I know this might be extraordinarily esoteric, but I absolutely love the book House of Leaves...can you imagine if someone used these principles to create a game based on that book? Dark corridors shifting, the world changing as you progress, a rumbling beast coming from impossible locations. A sense of both exploration and horror tied together in a world not bound by regular rules. I would play that game for at least half an hour before I turned on all the lights and Adventure Time! I could see it being incredibly easy to get lost in that world, because only thing that can stop you from being engrossed in it would be trying to figure out how they created it.

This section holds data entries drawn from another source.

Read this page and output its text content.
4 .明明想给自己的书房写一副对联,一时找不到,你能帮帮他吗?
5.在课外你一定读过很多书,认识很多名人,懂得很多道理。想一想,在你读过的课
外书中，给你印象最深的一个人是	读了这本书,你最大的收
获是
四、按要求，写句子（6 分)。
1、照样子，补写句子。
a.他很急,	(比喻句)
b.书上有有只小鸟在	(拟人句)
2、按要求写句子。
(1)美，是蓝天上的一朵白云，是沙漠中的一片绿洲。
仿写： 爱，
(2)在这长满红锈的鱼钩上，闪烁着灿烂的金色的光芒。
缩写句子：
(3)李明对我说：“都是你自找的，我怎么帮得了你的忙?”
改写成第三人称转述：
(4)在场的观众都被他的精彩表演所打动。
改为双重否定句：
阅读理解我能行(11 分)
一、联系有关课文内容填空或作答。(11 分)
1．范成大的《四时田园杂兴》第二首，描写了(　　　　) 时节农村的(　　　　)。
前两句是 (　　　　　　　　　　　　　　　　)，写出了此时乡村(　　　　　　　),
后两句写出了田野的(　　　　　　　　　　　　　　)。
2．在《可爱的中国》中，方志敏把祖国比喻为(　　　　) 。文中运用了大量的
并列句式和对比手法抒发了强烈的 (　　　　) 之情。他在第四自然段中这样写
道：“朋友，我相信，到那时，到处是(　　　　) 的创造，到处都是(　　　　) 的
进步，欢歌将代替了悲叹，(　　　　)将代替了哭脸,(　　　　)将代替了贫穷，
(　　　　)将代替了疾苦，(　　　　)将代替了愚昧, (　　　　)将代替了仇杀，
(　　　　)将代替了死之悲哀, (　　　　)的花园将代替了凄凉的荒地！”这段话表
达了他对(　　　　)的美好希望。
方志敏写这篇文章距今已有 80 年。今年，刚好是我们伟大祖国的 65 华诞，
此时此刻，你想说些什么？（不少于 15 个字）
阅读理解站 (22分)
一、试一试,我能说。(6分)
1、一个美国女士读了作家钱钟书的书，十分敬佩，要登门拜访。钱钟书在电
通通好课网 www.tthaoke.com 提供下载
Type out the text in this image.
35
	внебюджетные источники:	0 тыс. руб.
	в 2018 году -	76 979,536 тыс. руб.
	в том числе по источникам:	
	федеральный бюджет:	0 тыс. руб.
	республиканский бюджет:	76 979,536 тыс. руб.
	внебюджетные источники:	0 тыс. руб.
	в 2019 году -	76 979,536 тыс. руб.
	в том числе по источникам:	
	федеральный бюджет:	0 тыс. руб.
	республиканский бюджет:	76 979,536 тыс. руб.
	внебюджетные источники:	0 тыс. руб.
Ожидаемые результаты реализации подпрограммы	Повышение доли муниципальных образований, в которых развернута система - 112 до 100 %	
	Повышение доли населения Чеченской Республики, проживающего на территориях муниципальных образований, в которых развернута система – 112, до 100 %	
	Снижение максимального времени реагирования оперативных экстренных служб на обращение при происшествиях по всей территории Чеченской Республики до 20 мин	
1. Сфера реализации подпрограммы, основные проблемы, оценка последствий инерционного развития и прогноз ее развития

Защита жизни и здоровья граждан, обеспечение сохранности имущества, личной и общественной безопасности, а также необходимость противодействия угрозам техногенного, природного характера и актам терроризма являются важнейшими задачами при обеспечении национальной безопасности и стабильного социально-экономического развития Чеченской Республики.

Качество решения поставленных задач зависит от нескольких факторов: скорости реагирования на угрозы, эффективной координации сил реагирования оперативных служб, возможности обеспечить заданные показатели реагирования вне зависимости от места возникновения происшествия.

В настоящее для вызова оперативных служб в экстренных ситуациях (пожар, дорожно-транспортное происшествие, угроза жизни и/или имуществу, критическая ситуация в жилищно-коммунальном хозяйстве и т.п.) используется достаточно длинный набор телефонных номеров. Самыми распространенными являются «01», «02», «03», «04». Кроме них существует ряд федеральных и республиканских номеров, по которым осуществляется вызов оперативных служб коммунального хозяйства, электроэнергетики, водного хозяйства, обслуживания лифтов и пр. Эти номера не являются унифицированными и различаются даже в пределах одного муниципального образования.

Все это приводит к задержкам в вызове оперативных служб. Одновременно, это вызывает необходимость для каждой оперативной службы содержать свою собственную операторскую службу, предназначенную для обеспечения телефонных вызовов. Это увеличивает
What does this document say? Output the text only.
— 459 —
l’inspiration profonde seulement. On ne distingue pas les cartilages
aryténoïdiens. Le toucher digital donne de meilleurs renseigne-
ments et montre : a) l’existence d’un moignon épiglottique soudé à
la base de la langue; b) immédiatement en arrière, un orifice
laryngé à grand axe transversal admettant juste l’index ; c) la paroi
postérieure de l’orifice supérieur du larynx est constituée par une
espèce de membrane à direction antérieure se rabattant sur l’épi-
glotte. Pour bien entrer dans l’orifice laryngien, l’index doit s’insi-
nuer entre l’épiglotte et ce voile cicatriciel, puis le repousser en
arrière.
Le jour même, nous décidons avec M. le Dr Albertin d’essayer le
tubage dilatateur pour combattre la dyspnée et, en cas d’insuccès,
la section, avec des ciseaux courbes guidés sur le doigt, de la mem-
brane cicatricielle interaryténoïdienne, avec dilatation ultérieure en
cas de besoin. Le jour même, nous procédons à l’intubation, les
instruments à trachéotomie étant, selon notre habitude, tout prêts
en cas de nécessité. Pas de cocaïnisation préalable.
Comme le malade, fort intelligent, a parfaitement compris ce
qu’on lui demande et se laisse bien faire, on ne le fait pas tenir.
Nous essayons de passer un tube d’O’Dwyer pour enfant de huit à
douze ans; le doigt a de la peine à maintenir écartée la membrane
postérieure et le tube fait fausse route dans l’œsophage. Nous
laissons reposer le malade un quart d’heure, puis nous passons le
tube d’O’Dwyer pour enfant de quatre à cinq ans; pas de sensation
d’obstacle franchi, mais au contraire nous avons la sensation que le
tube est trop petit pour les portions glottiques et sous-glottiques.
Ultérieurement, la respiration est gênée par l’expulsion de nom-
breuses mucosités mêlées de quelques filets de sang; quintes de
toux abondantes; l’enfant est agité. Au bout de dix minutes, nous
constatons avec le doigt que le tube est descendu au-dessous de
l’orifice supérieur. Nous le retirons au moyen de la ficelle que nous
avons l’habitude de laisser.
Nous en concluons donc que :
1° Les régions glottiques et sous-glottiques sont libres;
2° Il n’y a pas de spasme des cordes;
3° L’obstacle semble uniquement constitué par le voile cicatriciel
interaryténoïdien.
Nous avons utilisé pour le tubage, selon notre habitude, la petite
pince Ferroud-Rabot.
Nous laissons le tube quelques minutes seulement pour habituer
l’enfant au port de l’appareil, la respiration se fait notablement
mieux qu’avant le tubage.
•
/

There has to be some kind of warp in a space where you teleport between possible combinations of what is real, right? I honestly don’t know the answer to how they did it, but that’s part of what makes it so special. I can try to come up with ways that I could think they could do it. I can try to come up with how Hollywood might produce a similar effect on a set using rotating walls and an actor, but those are effects. For all I know, in this game world, that could be the actual rules to how matter works, how geometry works, and how math works. Wrap your head around that: In this game, that could be what a corridor could really do. I can’t begin to rationalize that, and I realized the perfect analogy for it: trying to imagine how Antichamber works for me is like trying to imagine a new color. I know that some animals can see more colors that I can, but I don’t know....what colors! My mind has a limitation to what it can perceive based on what I know exists. I know if I turn a cube and look at four faces, I have seen the whole cube, but Antichamber doesn’t. It is the amazing experience to be able to walk in a world where this doesn’t exist. Where I can walk into a corridor attached to a room and come out in the same room that is opposite to itself. I honestly don’t know if the game engine cheats to give this effect or not, and as much as I want to know, I think it would make me sad to figure out how it actually works. To me, it is a chance to just get lost in an impossible maze, outside of anything in our own world.